Wildlife crime involves transnational actors, the threat of extinction to certain species and limitations in the range of others and crimes committed by both legal and illegal actors and even crimes committed by states. Given the diverse nature of wildlife crimes and their impacts, wildlife law is required to serve many purposes such as protection of wildlife, regulation of wildlife use and prevention of behaviour towards wildlife which society finds unacceptable, albeit not all wildlife ‘offences’ fall within the remit of the criminal law. In practice, most jurisdictions have laws protecting both companion animals and wildlife while falling short of providing either group with actual legal rights or legal personhood (Wise, 2000; Nurse and Ryland, 2012). Instead ‘the law in most all countries characterizes animals as “things” who are owned as personal property’ (Schaffner, 2011: 19).

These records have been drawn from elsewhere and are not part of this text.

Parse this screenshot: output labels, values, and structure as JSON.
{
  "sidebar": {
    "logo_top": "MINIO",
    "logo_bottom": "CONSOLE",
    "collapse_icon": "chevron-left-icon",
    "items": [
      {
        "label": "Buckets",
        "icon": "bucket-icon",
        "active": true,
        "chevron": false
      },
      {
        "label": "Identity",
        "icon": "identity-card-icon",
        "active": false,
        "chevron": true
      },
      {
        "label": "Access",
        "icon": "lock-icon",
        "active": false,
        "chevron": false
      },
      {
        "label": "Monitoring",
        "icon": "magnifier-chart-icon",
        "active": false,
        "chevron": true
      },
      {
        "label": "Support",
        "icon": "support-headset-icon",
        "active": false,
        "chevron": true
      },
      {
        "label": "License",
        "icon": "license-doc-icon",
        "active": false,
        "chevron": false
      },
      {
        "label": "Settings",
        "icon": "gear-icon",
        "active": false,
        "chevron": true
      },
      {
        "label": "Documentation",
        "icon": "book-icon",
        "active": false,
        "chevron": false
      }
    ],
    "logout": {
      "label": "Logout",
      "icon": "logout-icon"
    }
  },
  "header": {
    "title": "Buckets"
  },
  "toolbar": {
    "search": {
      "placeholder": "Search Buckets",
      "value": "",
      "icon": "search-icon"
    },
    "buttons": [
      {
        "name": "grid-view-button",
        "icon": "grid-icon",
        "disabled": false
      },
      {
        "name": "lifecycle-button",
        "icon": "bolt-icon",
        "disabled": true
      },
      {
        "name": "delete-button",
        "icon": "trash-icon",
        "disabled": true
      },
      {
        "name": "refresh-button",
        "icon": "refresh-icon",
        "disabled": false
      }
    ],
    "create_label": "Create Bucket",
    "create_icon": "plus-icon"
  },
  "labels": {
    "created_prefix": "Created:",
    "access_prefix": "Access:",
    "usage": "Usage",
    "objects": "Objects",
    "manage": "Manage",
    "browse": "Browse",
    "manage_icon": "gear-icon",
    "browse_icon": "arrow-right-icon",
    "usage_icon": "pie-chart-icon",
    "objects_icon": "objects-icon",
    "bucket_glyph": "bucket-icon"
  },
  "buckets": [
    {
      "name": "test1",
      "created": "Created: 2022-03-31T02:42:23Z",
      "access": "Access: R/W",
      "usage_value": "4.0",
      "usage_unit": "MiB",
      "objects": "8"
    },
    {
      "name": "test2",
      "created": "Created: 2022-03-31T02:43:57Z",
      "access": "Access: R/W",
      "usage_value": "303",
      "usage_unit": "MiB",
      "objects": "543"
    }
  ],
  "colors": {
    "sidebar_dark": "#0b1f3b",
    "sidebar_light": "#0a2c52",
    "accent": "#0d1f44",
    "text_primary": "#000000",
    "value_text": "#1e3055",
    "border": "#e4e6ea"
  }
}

Companion and farm animals have a recognisable ‘owner’ or ‘responsible person’, whereas ‘wild animals reside within the common and belong to no one as long as the animal remains wild, unconfined, and undomesticated’ (Schaffner, 2011: 19). Wildlife law’s protective role differs considerably from that of domestic animal protection given the reduced reliance wild animals have on humans for food and the greater potential for conflict between wildlife and human interests, particularly in developing world settings.